Starting a new project? Check whether RQB v2 fixes this pattern first. Do that before you commit to deep nested reverse relations in your schema.
Key Takeaways
The drizzle nested query reverse relation error (42703 with a LATERAL hint) happens at 3+ levels of with when the final level is a many-to-one relation
Drizzle generates one LEFT JOIN LATERAL subquery per nesting level - the error means a column reference can't cross subquery scopes at the deepest level
This is a known SQL generation limitation, not a schema or syntax mistake on your part
Fix 1: query from the table that owns the foreign key first, then merge results in application code
Fix 2: keep the rest of your nested query as-is, but fetch the reverse relation with a separate flat query and an inArray lookup
Reverse relations work fine at the first level of with - the problem is specifically about depth plus position
Check your Drizzle version and consider RQB v2 if you're starting fresh with schemas that need this pattern often
FAQs
Why does Drizzle throw a LATERAL error on a nested relational query?
Drizzle builds nested with queries as stacked LEFT JOIN LATERAL subqueries, one per level. When the deepest level is a reverse many-to-one relation, the generated subquery needs a column from an outer scope. Postgres rejects it with a 42703 error.
Is this a bug in my schema or my query syntax?

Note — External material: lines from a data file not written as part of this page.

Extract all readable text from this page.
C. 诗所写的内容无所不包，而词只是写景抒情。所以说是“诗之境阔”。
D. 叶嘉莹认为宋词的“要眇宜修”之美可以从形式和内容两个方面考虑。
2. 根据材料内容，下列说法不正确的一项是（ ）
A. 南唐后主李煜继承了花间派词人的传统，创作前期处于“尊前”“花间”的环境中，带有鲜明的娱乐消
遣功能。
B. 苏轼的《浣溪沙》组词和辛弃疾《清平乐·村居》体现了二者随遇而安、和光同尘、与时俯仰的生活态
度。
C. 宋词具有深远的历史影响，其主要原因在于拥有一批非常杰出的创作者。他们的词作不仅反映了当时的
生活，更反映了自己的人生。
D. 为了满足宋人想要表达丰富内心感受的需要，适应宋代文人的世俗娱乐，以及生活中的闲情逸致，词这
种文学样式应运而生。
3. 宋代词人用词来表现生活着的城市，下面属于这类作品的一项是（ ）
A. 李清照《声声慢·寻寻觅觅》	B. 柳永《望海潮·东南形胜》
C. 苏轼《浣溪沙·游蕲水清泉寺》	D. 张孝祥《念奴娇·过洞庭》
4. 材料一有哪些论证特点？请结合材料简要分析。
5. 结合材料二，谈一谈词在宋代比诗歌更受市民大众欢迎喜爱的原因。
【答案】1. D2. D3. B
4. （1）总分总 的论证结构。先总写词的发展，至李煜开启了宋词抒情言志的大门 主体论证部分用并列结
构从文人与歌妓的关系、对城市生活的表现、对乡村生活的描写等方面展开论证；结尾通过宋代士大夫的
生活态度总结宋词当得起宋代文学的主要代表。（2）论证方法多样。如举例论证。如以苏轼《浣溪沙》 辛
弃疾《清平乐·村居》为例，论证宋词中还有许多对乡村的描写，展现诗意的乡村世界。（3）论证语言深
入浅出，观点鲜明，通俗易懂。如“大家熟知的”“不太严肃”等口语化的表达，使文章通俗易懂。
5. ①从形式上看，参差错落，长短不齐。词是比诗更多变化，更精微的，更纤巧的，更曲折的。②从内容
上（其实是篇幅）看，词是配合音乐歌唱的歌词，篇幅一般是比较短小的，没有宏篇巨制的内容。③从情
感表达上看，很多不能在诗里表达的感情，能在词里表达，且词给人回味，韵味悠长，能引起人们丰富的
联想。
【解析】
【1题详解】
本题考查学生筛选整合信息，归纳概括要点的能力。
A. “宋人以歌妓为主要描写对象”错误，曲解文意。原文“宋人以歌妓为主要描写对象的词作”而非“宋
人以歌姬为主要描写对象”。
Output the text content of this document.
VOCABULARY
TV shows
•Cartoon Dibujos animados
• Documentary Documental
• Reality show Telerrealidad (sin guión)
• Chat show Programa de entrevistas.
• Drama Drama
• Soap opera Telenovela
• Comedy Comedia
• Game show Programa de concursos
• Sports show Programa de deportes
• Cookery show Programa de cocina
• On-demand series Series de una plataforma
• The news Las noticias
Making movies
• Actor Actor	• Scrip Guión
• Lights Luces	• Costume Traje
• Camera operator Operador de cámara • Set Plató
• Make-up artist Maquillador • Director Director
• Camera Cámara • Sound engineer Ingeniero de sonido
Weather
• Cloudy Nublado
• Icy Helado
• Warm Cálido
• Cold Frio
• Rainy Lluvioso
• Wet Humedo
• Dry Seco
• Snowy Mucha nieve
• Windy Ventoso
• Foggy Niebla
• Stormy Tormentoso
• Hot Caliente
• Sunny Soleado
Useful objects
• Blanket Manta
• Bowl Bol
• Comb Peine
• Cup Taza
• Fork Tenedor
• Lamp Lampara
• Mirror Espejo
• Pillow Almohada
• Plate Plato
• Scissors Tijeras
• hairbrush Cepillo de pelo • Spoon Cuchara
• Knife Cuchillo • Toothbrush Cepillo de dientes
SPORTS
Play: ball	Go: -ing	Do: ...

No. Your query matches Drizzle's documented with syntax exactly. The issue is in how Drizzle generates SQL for this depth and direction combination.
Does this happen with one-level with queries too?
No. A single-level with works fine, even on a reverse relation. The error appears at 3+ levels, when the last level is reverse.
What's the fastest fix if I just need this working today?
Restructure the query to start from the table that owns the foreign key. That's Fix 1. It's two simple queries, merged in code. It avoids the LATERAL pattern entirely.
Will switching to Relational Queries v2 fix this?
RQB v2 uses a separate defineRelations config to define relations. But verify this deep-nesting case against your own schema first. The original issue was filed against v1, and its status on v2 isn't confirmed here.
Does this affect MySQL or SQLite too?
The error message itself is Postgres-specific - LATERAL is a Postgres and SQL-standard construct. A related issue shows TiDB also fails on Drizzle's generated LEFT JOIN LATERAL queries, since TiDB doesn't support LATERAL joins at all. Other databases can hit different errors from the same root cause.
Can I avoid this by not using the relational query API?
Yes. Drizzle's standard query builder - .select().from().leftJoin() - gives you full control over joins. It never generates LATERAL subqueries on its own. A hybrid approach works well: relational API for shallow reads, manual joins for deep ones.
Is there an open GitHub issue I can follow for this?
Yes. The original report describes this exact pattern - a deeply nested query ending in a reverse relation. It's tracked on the drizzle-orm GitHub repository under bug reports.
Conclusion
The LATERAL error isn't telling you to fix your schema. It's surfacing a gap in how Drizzle's relational query engine handles deep reverse relations.
Once you know the rule, you can design around it. Reverse relations are safe at the top level. They get risky three levels down.